In the aftermath of the tsunami, Japan is suffering from a fuel shortage.
H. T. writes at The Economist (which is also the source of the photo):
IT IS almost unfathomable. As seen during 17-hour drives to and from the tsunami-hit north-east of Japan this week, the country appears to have ground to a halt, hit by a mystifying shortage of fuel. Added to rolling power cuts, I predict the consequences for this quarter’s growth will be severe. From Tokyo northwards, drivers turn off their engines and park in single file for hours, waiting for their 20-litre rations. Tokyo’s police report that the theft of petrol has become widespread, with at least 40 cases of illegal siphoning from car parks around the capital. Petrol-pump attendants along the route north say that the shortages are due to the supplies having been diverted to the stricken coast. But in Miyagi prefecture, scene of much of the devastation, the petrol queues are even longer—miles longer, literally. Drivers wait all day to get to the pump. Worse, the fuel shortage means that supermarkets, convenience stores and other businesses are shut, unable to get fresh products. In evacuation centres for tsunami victims, so-called “food refugees” are joining the queue for a bowl of hot soup—these are people whose homes are still intact, but who have run out of food nonetheless.
Why, you might ask?
H. T. goes on to talk about the refinery that was knocked out by the earthquake/tsunami and the bureaucratic snafus that contrbuted to poor distribution:
Yet the Ministry of Economy, Trade and Industry (METI), which handles fuel distribution from its darkened offices in Tokyo (the lights are switched off to save energy), acknowledges there has never been a supply shortage in Japan as a whole. Refineries in western Japan have increased output to make up for the shortfall further north.

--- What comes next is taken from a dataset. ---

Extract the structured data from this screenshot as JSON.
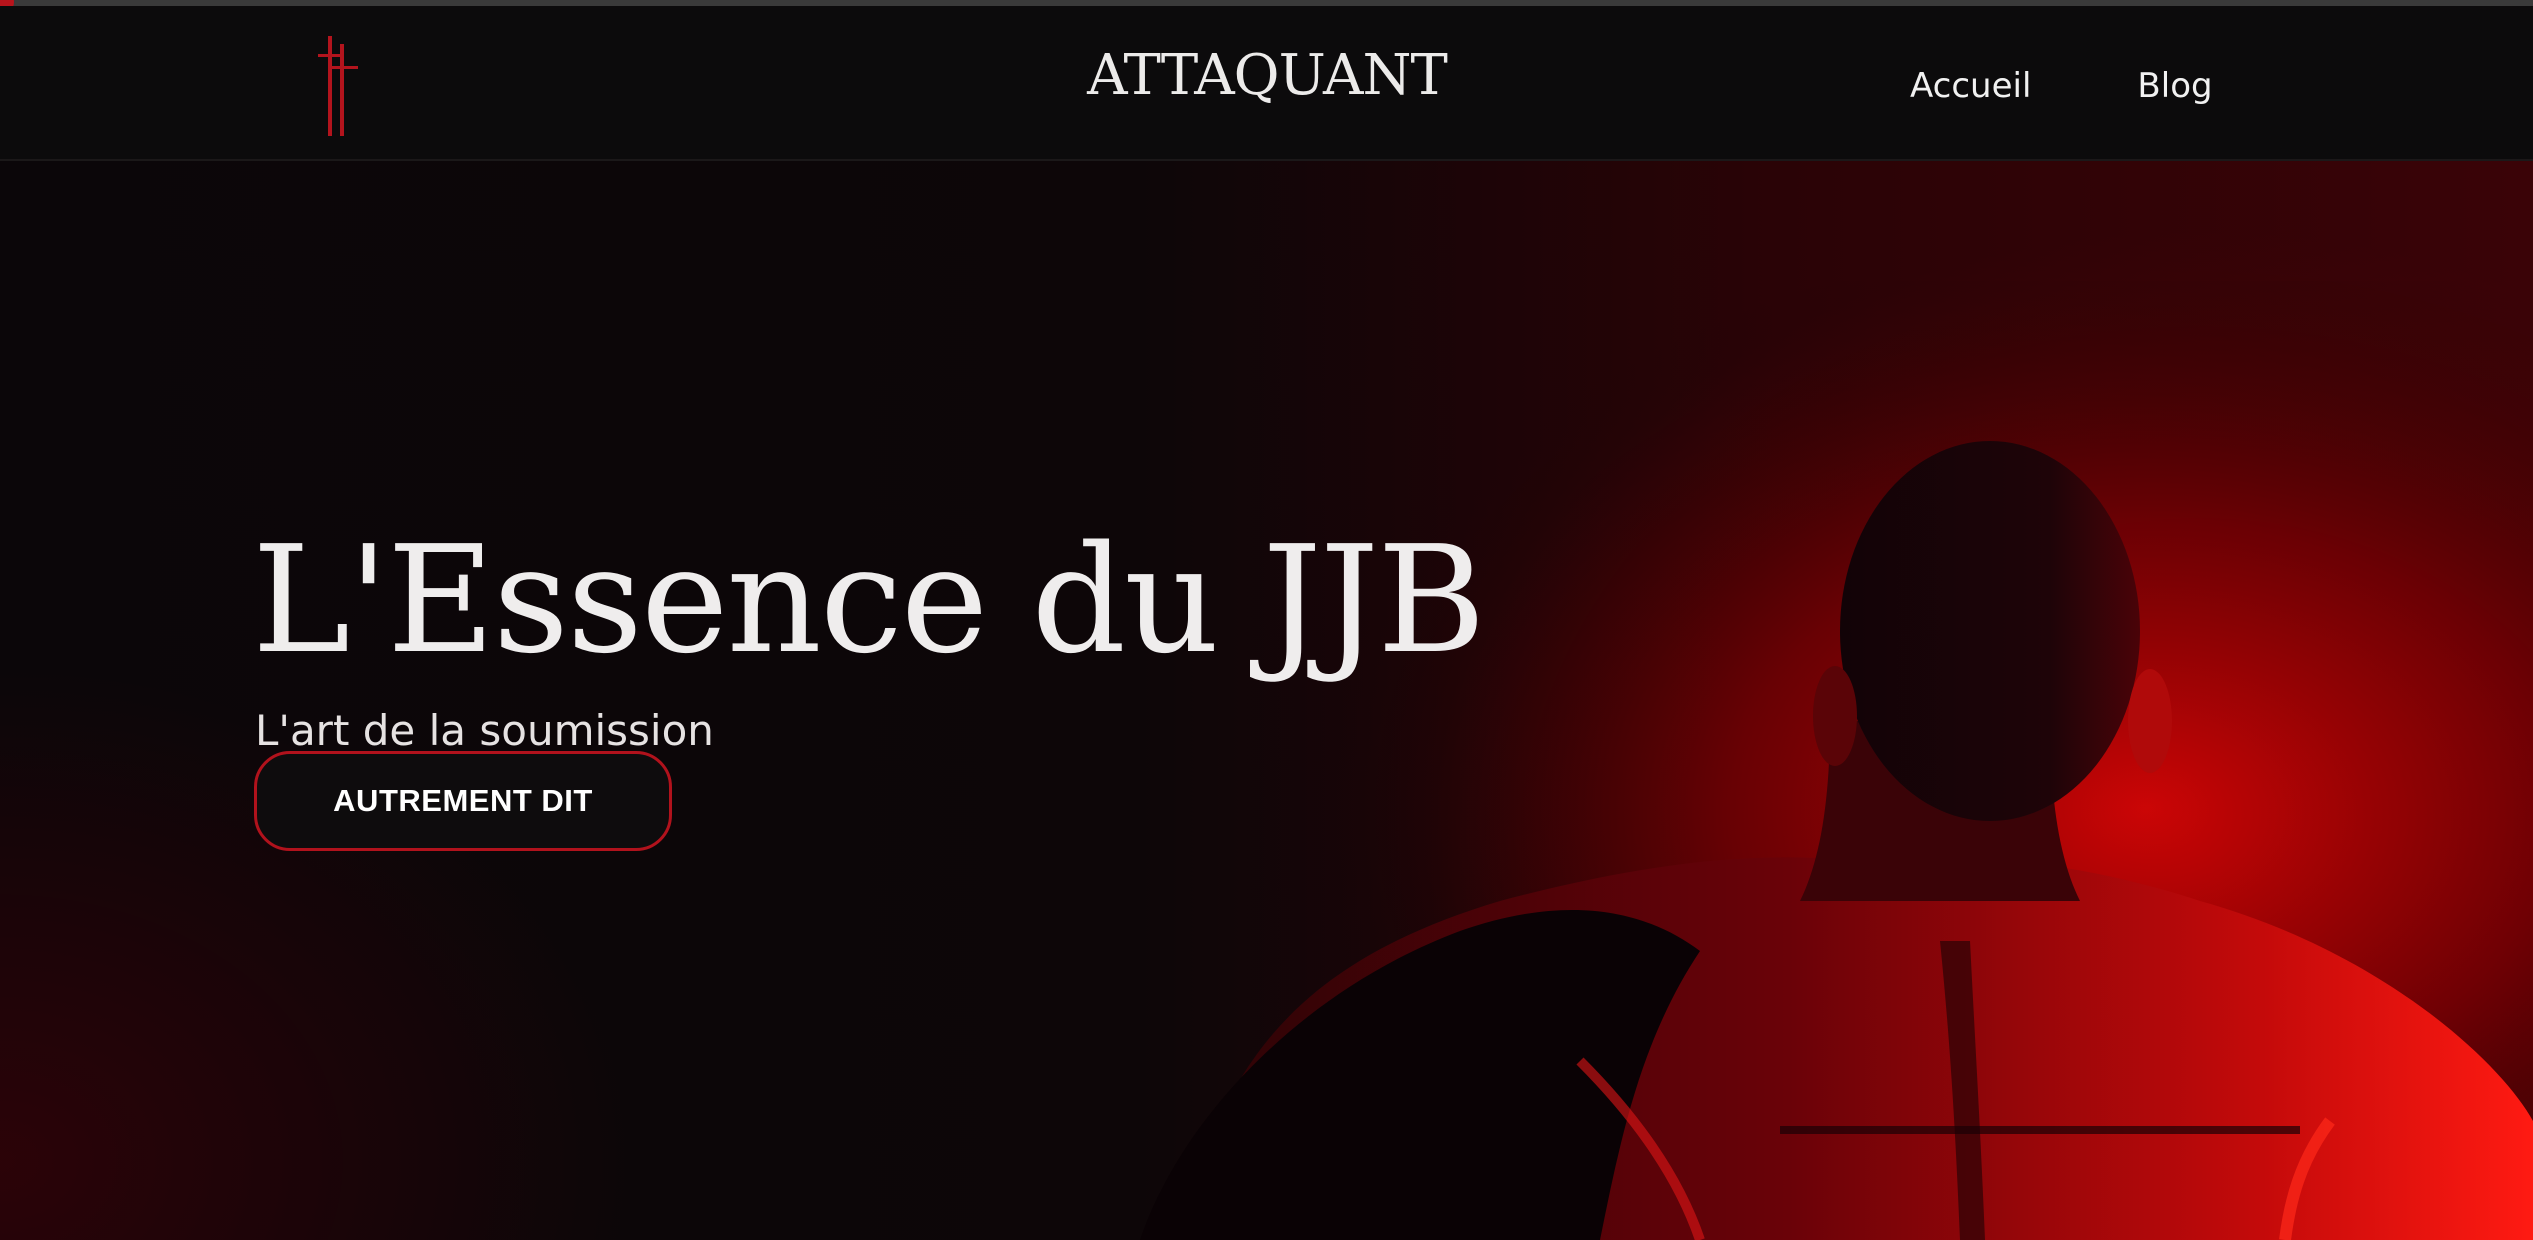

About a week ago, officials dispatched 200 lorries with fuel to the stricken areas, but another 100 appear to be waiting in reserve. Why, when they too should be hurtling up north? The biggest problem appears to be private-sector stockpiling, and flimsy half-measures by the authorities to overcome that. When the crisis hit, there was a law on the books requiring energy companies to keep 70 days of petrol in reserve. This was quickly lowered by three days, but that did not help. And there is the outrage. It was not until March 21st, ten days after the crisis, that the limit was lowered to 45 days. Yet still METI can only use “administrative guidance” to persuade companies to release their hoards of fuel. A big stick would be better.
This reveals a bureaucratic problem that the crisis has thrown into sharp relief. Japan has no system for overriding petty rules and regulations to cope with an emergency. People trying to deliver supplies to the needy complain about this in a myriad of ways—above all, in access to trunk routes which are still empty (and largely undamaged), save for a few emergency vehicles…and journalists’ cars. (The Japanese media, which tend to report slavishly what the government tells them, have been shockingly lax in reporting the food-and-fuel crisis in the afflicted areas.)
Here’s an idea. Let people buy and sell fuel freely. Evidently that is not part of the Japanese system. Shortages are actually quite fathomable–they come from a price ceiling. Prices go unmentioned in the article.
Near the end of the article comes this:
If Japan’s establishment were not so bunker-headed and convinced that it knows all the answers, it would have created a war room, brought in experts from the real world, and declared a state of emergency to get the fuel up north. Only now are supplies starting to arrive.
As our blog’s namesake once wrote–the curious task of economics is to illustrate to men how little they know about what they imagine they can design. Japan doesn’t need a war room or experts. Just a little economic freedom.